For the uninitiated, the term “woot” is an expression of joy that sprang from online role-playing games, a portmanteau of “wow” and “loot.” Rutledge had bought the web address Woot.com in 2003 for $6,000, and the next year launched a site that sold stuff in a way no one had ever tried. Woot offered only one item per day, usually a gadget but maybe a wheel of cheese, and priced it so low that it oftentimes sold out in a matter of hours. When the items didn’t sell out, Woot put them in a Bag of Crap, a bundle that users bought blindly. Customer service pretty much began and ended with the suggestion that the customer put any unwanted or defective item on eBay.
Woot violated nearly every precept of retail. And it was wildly successful. Each weekday just after midnight Central Standard, a new item went up. It was an event. The site attracted a community of geeks who once flooded its discussion forum with 452 comments about a power adapter. At its height, Woot attracted 1 million daily visitors, to whom Rutledge was something of a rock star. By 2008, annual sales had eclipsed $164 million, and Inc. magazine named Woot the fastest-growing private retailer in the country (and the fastest-growing private company in North Texas). At that point, Amazon had already invested in the company.
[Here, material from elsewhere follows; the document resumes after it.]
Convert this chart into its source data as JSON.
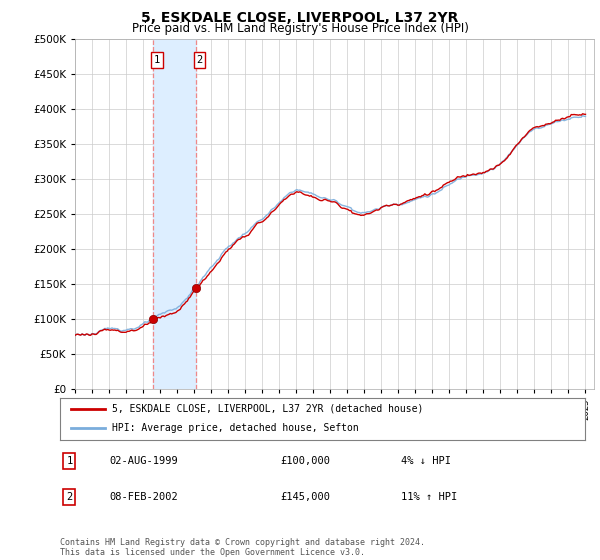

Then it bought the whole thing.
So there sat Bezos at the breakfast table, faced with a question for which he was apparently unprepared. Many painful seconds passed without an answer. Rutledge let the pause lengthen as long as he could bear it and was just about to tell his host to forget it, when Bezos finally spoke.
He looked down at his plate. Bezos had ordered a dish called Tom’s Big Breakfast, a preparation of Mediterranean octopus that includes potatoes, bacon, green garlic yogurt, and a poached egg. “You’re the octopus that I’m having for breakfast,” Rutledge remembers Bezos saying. “When I look at the menu, you’re the thing I don’t understand, the thing I’ve never had. I must have the breakfast octopus.”
Not until Rutledge had returned to Dallas and related the story to his anxious employees—now Amazon’s employees—did he realize just how absurd that explanation sounded. Before it can be eaten, generally, the breakfast octopus must be killed.